I'm building a website where the users can upload some data regarding their job activities into an MSSQL database. The data is not considered sensitive information as such but it is preferred if the user performing the activity is anonymized. I'm using Google Firebase for authentication to avoid having to build the whole user/authenication functions separately.
After anonymizing the data it should not be possible for anyone with database access to connect the data with the user (anonymized), but the user should still be able to access his/her information.

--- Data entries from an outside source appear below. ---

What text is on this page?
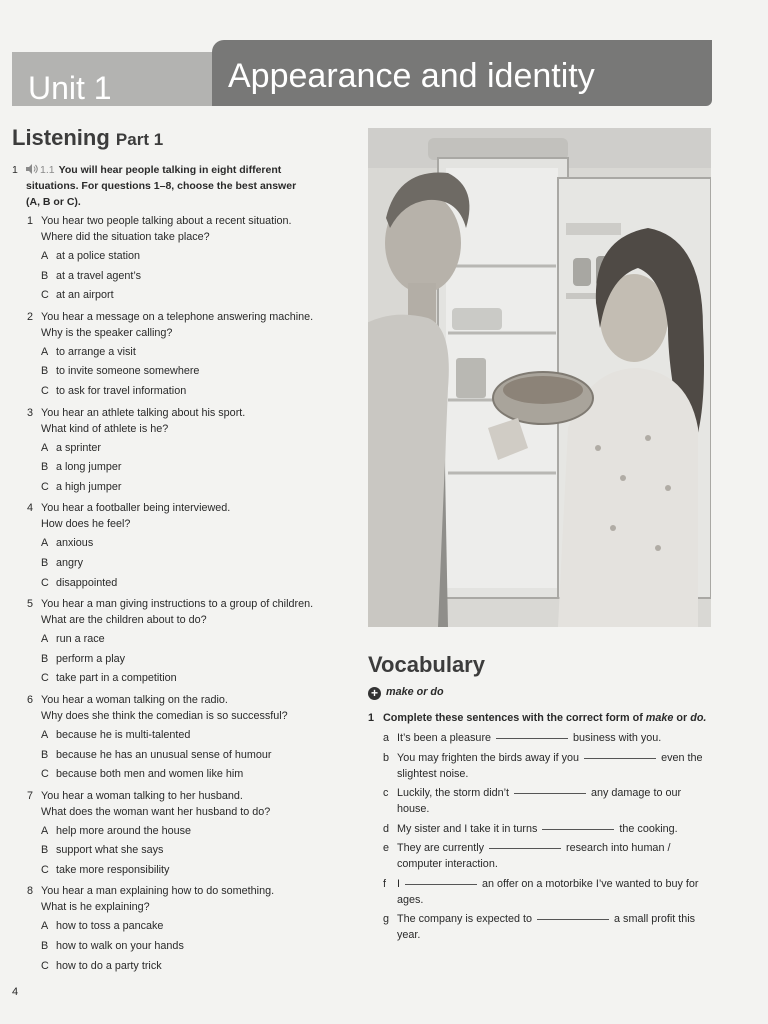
Unit 1	Appearance and identity
Listening Part 1
1 1.1 You will hear people talking in eight different
situations. For questions 1–8, choose the best answer
(A, B or C).
1 You hear two people talking about a recent situation.
Where did the situation take place?
A at a police station
B at a travel agent’s
C at an airport
2 You hear a message on a telephone answering machine.
Why is the speaker calling?
A to arrange a visit
B to invite someone somewhere
C to ask for travel information
3 You hear an athlete talking about his sport.
What kind of athlete is he?
A a sprinter
B a long jumper
C a high jumper
4 You hear a footballer being interviewed.
How does he feel?
A anxious
B angry
C disappointed
5 You hear a man giving instructions to a group of children.
What are the children about to do?
A run a race
B perform a play
C take part in a competition
6 You hear a woman talking on the radio.
Why does she think the comedian is so successful?
A because he is multi-talented
B because he has an unusual sense of humour
C because both men and women like him
7 You hear a woman talking to her husband.
What does the woman want her husband to do?
A help more around the house
B support what she says
C take more responsibility
8 You hear a man explaining how to do something.
What is he explaining?
A how to toss a pancake
B how to walk on your hands
C how to do a party trick
Vocabulary
+ make or do
1 Complete these sentences with the correct form of make or do.
a It’s been a pleasure	business with you.
b You may frighten the birds away if you	even the slightest noise.
c Luckily, the storm didn’t	any damage to our house.
d My sister and I take it in turns	the cooking.
e They are currently	research into human / computer interaction.
f I	an offer on a motorbike I’ve wanted to buy for ages.
g The company is expected to	a small profit this year.
4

I have considered the following options myself:
- Create a hash using the user's email from the Google account and use that as the identifier in the activity data table
Con: Anyone with access to the database could generate the same hash using the user's email and look up the data
- Let the user select a separate password/key as salt stored in database and add that to the email address -> generate the hash and store as the identifier in the activity data table
Pro: More secure as anyone trying to connect the data with a user would need to know the salt as well
Con: Same as in point 1 above: Someone with access to the database can combine user email with salt and generate the hash
- Let the user select a separate password/key (not stored in database) to be entered every time when accessing their data. Add this as salt to the email address -> generate the hash and store as the identifier in the activity data table
Pro: No one would not be able to generate the same hash (unless knowing the user's password/key)
Con: If the user forgets his/her password/key the data will not be recoverable
I'm sure there is another better/smarter (hopefully easy) way I haven't thought of. All suggestions are welcome.